I nod, my gaze staying with Chloe. “Thanks, but if I can give her an ounce of how she makes me feel, I’m doing a good job.”
While Chloe blows out the candles on her cake, I’m reminded of how different our worlds really are. My birthday was a cake my mom would bake, and she’d let me frost and sprinkle. They always tasted the best with sprinkles.
That cake in front of her probably cost a thousand dollars and doesn’t have one sprinkle on it.
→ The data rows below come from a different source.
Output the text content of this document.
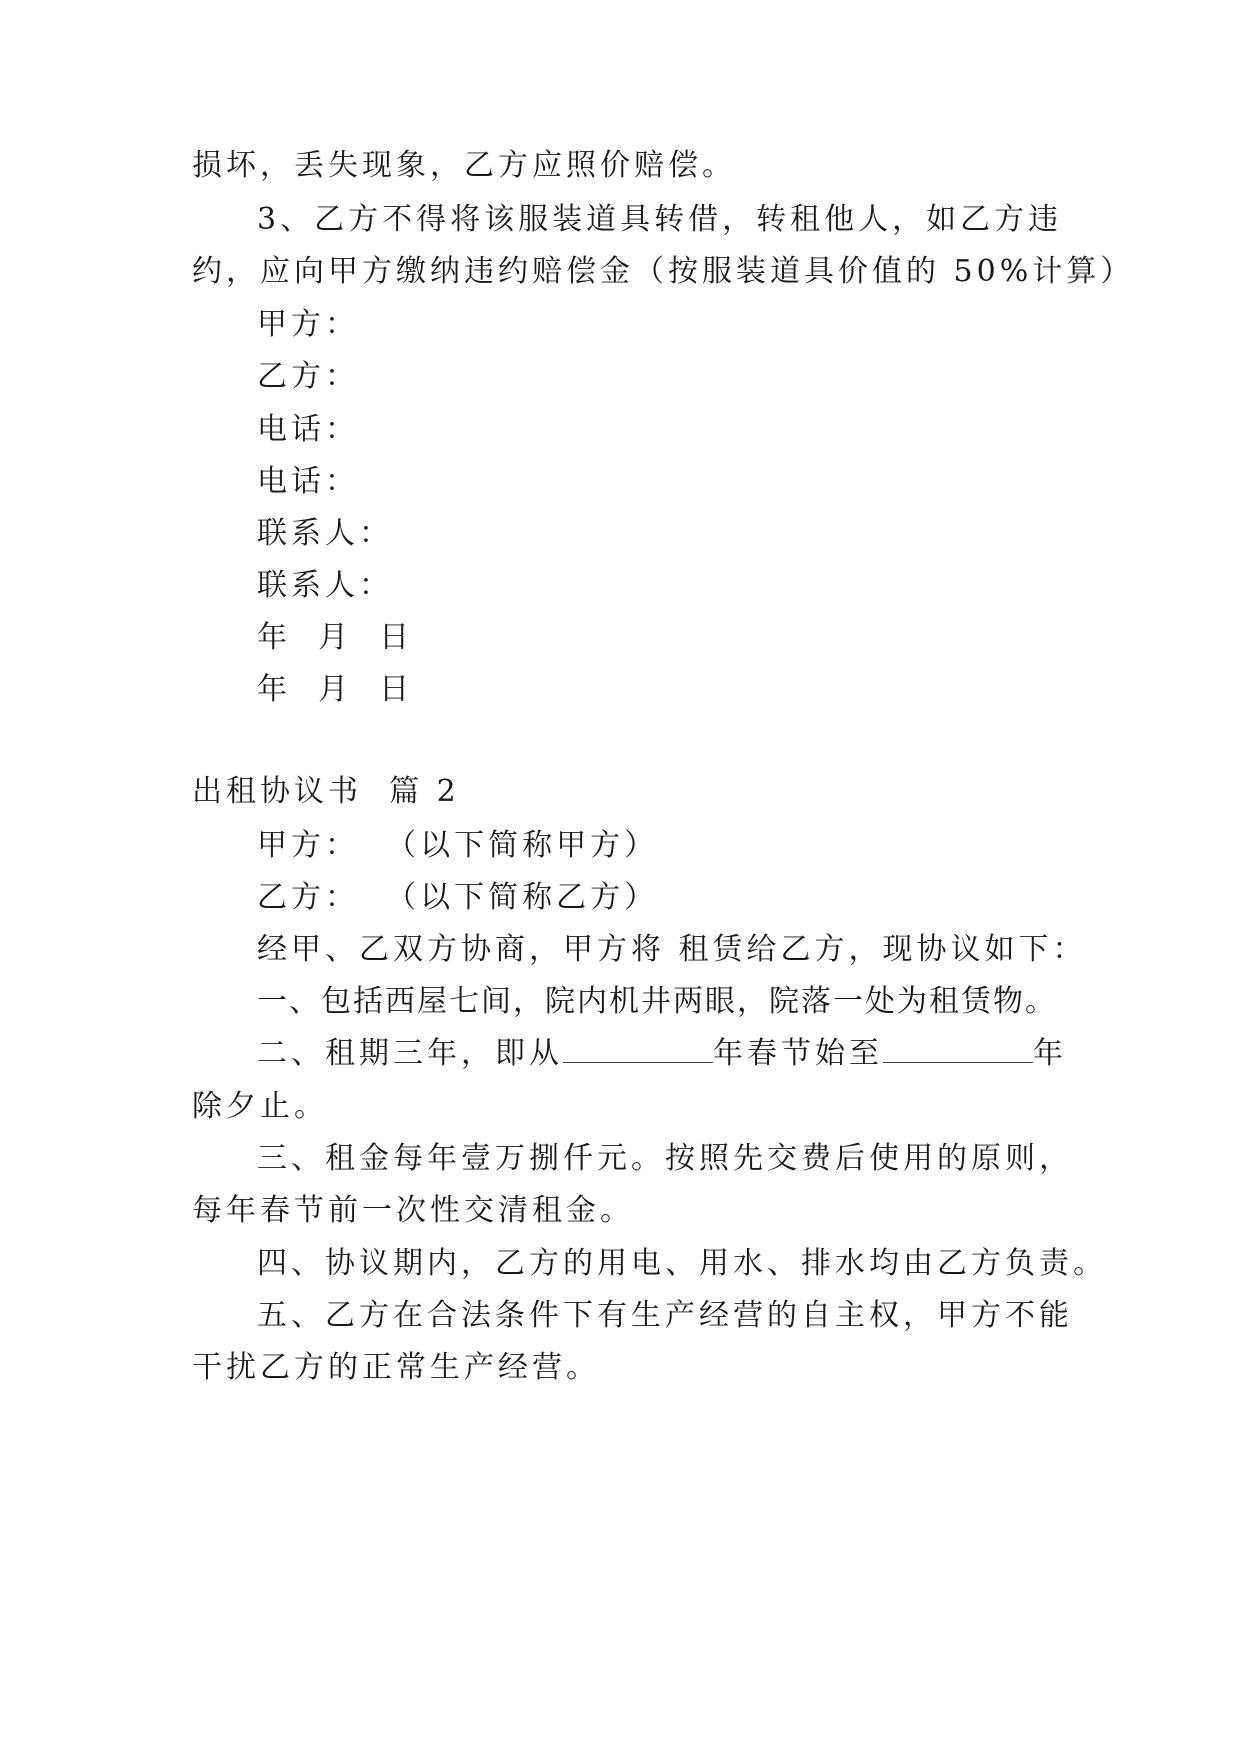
损坏，丢失现象，乙方应照价赔偿。
3、乙方不得将该服装道具转借，转租他人，如乙方违
约，应向甲方缴纳违约赔偿金（按服装道具价值的 50%计算）
甲方：
乙方：
电话：
电话：
联系人：
联系人：
年  月  日
年  月  日
出租协议书  篇 2
甲方：  （以下简称甲方）
乙方：  （以下简称乙方）
经甲、乙双方协商，甲方将 租赁给乙方，现协议如下：
一、包括西屋七间，院内机井两眼，院落一处为租赁物。
二、租期三年，即从	年春节始至	年
除夕止。
三、租金每年壹万捌仟元。按照先交费后使用的原则，
每年春节前一次性交清租金。
四、协议期内，乙方的用电、用水、排水均由乙方负责。
五、乙方在合法条件下有生产经营的自主权，甲方不能
干扰乙方的正常生产经营。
Screw the cake, Chloe’s father doesn’t waste time presenting her with a diamond bracelet. Dangling a key fob, the light gleams off the Mercedes symbol when he says, “I decided to give you your graduation present early. Happy Birthday, honey.”
I’ve never known her to ask for anything, so I always considered her the last person who needs or wants extravagant gifts. She’s the most content person I know, but maybe that comes with being able to afford anything you want.
“Thank you,” she says, kissing his cheek as applause echoes around us.
I clap slowly, watching her weave her way back to me. Ruby says, “Girl doesn’t need another Mercedes.”
“What does she need?” I voice before I think twice.
She sips her champagne. “His approval.”
Ruby hits the nail on the head, but it wouldn’t be right to confirm it. Rushing to me, Chloe tosses me the fob. “Want to go for a ride?”